One of the more notable results of the 2009 Global Game Jam, was 4 Minutes, 33 Seconds of Uniqueness. It was developed by Petri Purho (and team), who also created the clever indie breakout hit Crayon Physics Deluxe under his Kloonigames moniker. The game was created within a 24-our window and was provided by the competition with the theme “As long as we have each other, we’ll never run out of problems“.
Purho’s solution was to create a black screen that slowly fills up with white, from left to right, taking 4 minutes and 33 seconds. There are no controls, and no user interaction.
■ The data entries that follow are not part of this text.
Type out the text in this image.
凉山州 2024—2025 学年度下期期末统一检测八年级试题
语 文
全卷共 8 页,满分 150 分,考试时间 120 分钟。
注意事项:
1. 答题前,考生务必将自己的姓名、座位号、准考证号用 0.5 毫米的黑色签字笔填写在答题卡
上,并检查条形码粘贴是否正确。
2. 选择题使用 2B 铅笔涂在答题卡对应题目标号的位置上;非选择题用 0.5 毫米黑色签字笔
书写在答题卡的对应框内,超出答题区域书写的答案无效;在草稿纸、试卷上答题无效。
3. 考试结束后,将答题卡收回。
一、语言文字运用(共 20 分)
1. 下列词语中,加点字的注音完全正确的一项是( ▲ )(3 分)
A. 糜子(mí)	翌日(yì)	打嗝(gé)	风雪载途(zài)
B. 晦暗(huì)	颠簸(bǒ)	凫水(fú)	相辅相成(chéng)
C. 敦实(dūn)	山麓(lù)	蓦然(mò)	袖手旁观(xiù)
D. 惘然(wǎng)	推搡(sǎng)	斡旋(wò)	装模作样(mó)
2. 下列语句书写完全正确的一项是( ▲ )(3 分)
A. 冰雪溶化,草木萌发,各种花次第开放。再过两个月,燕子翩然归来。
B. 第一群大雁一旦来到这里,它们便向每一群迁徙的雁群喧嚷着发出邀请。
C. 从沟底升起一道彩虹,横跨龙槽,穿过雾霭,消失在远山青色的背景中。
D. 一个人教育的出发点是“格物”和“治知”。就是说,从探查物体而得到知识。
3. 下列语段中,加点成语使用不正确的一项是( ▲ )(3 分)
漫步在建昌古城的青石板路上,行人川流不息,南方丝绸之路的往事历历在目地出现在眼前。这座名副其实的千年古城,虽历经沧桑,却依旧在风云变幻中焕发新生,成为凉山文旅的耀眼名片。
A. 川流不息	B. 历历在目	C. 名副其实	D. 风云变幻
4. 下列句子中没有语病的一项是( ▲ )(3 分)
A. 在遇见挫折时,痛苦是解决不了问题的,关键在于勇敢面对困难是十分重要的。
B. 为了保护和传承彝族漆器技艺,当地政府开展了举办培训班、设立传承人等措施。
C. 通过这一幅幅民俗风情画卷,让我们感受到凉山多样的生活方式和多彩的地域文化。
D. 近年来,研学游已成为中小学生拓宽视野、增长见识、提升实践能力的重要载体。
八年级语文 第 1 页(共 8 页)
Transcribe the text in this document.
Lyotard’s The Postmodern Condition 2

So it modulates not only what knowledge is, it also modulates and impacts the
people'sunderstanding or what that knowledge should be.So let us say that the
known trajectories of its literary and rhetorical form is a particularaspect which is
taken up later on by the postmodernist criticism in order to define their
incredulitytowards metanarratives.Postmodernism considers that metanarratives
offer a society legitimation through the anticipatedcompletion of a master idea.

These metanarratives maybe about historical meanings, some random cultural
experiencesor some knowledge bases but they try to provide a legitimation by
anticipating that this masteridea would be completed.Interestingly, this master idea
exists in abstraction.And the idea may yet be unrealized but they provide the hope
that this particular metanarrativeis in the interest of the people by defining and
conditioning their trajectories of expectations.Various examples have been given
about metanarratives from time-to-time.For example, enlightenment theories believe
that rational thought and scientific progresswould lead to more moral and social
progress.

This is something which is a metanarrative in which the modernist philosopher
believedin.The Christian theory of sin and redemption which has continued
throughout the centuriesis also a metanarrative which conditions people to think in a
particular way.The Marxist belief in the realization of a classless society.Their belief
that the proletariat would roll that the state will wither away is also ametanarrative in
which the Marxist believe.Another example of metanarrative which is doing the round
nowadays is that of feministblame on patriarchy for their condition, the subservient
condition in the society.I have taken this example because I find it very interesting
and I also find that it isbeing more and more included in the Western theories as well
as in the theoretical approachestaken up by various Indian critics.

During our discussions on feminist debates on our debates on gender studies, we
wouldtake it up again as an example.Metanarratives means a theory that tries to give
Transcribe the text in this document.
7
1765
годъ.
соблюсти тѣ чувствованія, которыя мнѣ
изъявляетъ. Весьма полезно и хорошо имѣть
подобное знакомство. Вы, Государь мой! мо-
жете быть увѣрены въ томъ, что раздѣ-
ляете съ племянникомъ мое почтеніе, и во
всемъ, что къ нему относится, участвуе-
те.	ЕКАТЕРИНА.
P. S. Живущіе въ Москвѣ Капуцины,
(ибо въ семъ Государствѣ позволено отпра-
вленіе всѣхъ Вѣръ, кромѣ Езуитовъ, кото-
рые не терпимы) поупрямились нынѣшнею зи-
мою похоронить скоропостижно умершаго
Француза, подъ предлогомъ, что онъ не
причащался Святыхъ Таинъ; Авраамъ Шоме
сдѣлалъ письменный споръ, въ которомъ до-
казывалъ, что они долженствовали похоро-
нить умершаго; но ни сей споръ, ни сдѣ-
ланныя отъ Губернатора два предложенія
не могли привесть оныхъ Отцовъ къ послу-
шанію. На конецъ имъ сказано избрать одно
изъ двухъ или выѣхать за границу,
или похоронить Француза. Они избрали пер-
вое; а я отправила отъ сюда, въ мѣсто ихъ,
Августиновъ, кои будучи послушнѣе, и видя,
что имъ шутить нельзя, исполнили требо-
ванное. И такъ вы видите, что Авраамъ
If the screen fills up with white, you win. But if another individual anywhere in the world starts up the game, you both lose. You can only win if you are the sole unique player of this game for 4′ 33″.
The game takes it’s name from a controversial musical composition for piano created in 1952 by experimental composer John Cage. Cage composed a score that was completely silent, lasting 4 minutes and 33 seconds. Sometimes called Silence, 4’33″, or 4’33″ of Silence. The inaugural performance was carried out by famed pianist David Tudor, who sat in front of a piano with a stopwatch, with the keyboard closed, periodically turning the pages of the score. Cage’s 4’33″ was generally intended to challenge the very definition of a “performance”.
I found the graphics for 4’33″ the game to be reminiscent of abstract expressionist painter Mark Rothko’s “Multiform” paintings from the same era… striking blocks of opposing colors and values. Though, being dynamic, the game gives an additional sense of urgency:
|Works by Mark Rothko|
4 Minutes, 33 Seconds of Uniqueness can be downloaded at the Nordic Game Jam site. In the Global Game Jam tradition, all games created for the competition are free. Just wait a few minutes, so I can finish my game.